I have two DNA sequence files, one generated by a company based off a data file I sent them. The company's file has different sequence headers for some sequences than the data file I sent, and it's important that all of it conforms to the format I sent for certain programs to use it. Is there a way that I can search a part or all of the sequence header in the company files and then replace the entire line with the corresponding header from my original data file? Additional notes: 1) the company reverse complemented some of the sequences, and this was necessary.
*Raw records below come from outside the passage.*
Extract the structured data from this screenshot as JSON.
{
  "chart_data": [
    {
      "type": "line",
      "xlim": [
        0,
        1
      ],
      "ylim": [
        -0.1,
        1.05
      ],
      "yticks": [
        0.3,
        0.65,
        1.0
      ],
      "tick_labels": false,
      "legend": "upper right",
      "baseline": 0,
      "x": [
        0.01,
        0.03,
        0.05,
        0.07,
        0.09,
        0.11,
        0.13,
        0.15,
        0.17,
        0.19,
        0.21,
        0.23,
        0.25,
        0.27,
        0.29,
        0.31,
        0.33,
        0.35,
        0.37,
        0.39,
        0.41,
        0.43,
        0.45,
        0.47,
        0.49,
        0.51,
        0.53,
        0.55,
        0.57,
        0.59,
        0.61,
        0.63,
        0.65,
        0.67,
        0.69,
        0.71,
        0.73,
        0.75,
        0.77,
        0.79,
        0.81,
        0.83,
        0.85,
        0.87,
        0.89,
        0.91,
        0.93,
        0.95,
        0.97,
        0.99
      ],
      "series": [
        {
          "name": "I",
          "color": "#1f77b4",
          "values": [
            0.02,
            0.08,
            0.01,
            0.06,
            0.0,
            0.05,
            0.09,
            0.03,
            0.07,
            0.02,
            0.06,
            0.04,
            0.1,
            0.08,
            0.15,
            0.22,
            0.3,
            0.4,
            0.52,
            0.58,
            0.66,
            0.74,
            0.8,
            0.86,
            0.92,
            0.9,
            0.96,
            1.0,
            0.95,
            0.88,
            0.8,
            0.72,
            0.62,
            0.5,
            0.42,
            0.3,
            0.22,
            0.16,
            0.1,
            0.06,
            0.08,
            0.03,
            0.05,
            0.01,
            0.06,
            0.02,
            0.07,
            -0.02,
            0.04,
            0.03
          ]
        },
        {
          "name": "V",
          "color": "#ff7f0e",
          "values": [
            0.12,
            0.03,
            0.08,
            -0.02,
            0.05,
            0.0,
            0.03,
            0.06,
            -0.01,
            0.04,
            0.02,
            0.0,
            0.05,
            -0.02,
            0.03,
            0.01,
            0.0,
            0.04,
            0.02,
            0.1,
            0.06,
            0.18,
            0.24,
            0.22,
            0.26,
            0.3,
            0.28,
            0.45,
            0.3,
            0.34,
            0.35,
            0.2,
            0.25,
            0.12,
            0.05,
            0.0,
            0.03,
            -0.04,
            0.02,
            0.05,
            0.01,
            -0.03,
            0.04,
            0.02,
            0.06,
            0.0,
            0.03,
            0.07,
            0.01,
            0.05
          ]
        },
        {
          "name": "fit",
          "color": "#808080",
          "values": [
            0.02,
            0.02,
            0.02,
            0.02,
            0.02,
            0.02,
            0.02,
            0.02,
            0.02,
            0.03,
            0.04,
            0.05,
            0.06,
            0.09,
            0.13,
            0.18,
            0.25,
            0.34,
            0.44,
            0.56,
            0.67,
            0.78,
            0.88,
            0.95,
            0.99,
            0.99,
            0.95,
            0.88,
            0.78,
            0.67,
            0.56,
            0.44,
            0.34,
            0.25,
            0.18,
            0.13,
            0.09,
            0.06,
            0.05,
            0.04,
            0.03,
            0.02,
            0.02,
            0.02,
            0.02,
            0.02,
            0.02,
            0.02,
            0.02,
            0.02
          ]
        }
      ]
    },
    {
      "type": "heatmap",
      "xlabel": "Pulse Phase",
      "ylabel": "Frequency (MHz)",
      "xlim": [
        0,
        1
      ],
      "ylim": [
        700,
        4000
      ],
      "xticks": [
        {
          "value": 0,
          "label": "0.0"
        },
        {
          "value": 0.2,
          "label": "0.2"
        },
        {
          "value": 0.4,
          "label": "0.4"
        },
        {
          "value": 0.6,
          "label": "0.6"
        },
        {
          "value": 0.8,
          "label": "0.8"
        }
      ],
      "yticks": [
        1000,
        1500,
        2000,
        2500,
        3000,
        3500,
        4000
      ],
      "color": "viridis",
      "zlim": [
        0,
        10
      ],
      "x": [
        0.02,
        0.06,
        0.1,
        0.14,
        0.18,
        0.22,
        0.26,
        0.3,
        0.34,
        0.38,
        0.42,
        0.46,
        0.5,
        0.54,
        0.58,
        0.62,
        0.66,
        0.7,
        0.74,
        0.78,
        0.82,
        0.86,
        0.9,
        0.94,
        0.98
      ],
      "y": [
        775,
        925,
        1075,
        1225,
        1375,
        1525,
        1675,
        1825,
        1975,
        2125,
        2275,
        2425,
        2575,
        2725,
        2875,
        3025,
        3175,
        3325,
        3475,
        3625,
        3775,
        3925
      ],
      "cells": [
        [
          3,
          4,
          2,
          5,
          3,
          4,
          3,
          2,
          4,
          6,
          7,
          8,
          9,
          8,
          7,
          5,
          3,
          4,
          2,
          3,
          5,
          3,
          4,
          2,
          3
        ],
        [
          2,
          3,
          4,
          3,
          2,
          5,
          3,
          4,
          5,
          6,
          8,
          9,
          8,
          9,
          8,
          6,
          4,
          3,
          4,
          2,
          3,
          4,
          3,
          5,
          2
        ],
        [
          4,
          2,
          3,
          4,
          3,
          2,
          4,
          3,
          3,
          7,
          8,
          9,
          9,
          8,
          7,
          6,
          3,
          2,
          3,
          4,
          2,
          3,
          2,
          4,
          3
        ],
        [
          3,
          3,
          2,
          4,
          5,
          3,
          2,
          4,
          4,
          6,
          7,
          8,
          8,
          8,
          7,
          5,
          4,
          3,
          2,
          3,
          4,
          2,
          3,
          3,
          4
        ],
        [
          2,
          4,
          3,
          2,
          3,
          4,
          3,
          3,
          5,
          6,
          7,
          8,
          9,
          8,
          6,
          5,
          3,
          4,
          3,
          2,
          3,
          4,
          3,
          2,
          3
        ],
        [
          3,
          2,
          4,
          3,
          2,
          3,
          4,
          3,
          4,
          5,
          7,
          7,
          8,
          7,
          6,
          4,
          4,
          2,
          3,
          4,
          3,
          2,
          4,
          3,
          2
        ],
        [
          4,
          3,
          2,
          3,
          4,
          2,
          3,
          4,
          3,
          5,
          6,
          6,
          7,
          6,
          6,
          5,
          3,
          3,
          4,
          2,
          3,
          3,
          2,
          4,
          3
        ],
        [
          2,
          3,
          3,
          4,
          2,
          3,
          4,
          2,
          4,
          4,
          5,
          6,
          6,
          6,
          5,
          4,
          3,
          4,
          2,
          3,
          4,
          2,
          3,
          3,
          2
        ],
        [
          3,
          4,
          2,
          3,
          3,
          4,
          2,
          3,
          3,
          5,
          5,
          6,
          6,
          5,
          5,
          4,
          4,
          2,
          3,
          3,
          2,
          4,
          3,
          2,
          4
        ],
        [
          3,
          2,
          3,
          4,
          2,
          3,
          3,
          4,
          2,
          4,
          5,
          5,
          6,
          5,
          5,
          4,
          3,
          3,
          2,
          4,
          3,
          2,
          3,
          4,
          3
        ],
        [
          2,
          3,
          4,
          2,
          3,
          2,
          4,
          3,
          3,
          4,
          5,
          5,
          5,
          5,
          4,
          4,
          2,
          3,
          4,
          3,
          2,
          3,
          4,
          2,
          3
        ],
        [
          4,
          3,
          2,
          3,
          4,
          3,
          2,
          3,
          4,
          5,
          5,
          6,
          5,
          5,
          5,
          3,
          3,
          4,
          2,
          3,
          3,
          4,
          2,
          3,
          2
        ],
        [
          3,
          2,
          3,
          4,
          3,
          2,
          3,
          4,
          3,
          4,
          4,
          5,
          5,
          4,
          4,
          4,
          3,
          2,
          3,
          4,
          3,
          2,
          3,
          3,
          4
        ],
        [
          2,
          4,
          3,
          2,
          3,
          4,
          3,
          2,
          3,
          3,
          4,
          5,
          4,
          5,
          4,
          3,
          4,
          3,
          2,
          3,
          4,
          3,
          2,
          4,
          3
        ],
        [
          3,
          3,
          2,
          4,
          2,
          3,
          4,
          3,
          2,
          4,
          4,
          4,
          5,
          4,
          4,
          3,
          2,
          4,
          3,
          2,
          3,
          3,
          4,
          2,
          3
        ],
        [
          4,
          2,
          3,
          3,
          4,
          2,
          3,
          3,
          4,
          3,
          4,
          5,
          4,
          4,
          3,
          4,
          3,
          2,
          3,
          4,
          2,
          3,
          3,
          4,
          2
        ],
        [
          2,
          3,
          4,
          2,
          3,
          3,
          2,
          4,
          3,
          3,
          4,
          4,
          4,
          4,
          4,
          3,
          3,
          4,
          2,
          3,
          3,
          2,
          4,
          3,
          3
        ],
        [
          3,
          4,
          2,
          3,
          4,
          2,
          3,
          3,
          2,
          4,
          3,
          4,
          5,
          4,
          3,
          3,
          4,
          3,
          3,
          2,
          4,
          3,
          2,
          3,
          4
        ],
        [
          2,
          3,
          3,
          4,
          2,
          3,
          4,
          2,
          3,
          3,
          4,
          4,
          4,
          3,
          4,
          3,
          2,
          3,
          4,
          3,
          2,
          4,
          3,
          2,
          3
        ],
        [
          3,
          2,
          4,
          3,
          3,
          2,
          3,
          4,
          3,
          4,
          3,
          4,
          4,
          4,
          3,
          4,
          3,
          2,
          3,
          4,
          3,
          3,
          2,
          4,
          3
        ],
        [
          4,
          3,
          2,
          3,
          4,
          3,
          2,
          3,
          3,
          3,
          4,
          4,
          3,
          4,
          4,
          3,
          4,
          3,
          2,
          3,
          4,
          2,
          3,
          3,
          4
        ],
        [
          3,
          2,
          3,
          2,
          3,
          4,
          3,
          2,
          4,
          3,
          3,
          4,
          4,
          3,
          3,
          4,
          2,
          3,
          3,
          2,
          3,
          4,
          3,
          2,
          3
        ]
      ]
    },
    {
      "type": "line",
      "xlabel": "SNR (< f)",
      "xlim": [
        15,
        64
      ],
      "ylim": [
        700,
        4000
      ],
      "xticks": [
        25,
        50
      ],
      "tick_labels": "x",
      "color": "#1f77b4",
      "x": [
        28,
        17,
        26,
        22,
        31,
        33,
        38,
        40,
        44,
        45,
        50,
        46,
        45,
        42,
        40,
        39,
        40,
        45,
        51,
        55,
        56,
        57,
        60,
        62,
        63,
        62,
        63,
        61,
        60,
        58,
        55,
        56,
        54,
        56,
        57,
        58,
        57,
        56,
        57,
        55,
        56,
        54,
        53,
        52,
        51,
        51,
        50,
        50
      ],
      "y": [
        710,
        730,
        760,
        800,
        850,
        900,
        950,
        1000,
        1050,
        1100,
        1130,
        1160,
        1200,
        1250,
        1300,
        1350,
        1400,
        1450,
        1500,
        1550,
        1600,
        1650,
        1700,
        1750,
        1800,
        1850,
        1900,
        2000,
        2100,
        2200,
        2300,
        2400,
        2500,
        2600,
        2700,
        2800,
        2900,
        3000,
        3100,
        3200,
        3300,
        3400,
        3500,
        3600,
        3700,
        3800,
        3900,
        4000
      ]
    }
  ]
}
Thus, I do not want to alter the sequences from the company file, just get the headers looking like those from the original one. 2) Those sequences that were reverse complemented have an
_rc appended to the end of the headers.
For example: Company's header
>uce-265_p7 |design:hemiptera-v1,designer:faircloth,probes-locus:uce-265,probes-probe:7,probes-source:halhal1,probes-global-chromo:Scaffold391,probes-global-start:41871,probes-global-end:41991,probes-local-start:0,probes-local-end:120 TCGAGCAACTTTTCATAAATGACCTGCACAACTTCGAATGACTTAAGTGATGTAATAGAATAAACAAGAACATAGCCATGTATGTCCATTGAATATTGCGCAGGGAATATTGAATACTCA
The company's headers should look like the original. My initial thought is an if/then loop with grep, but I'm having trouble imaging how this would work in this case.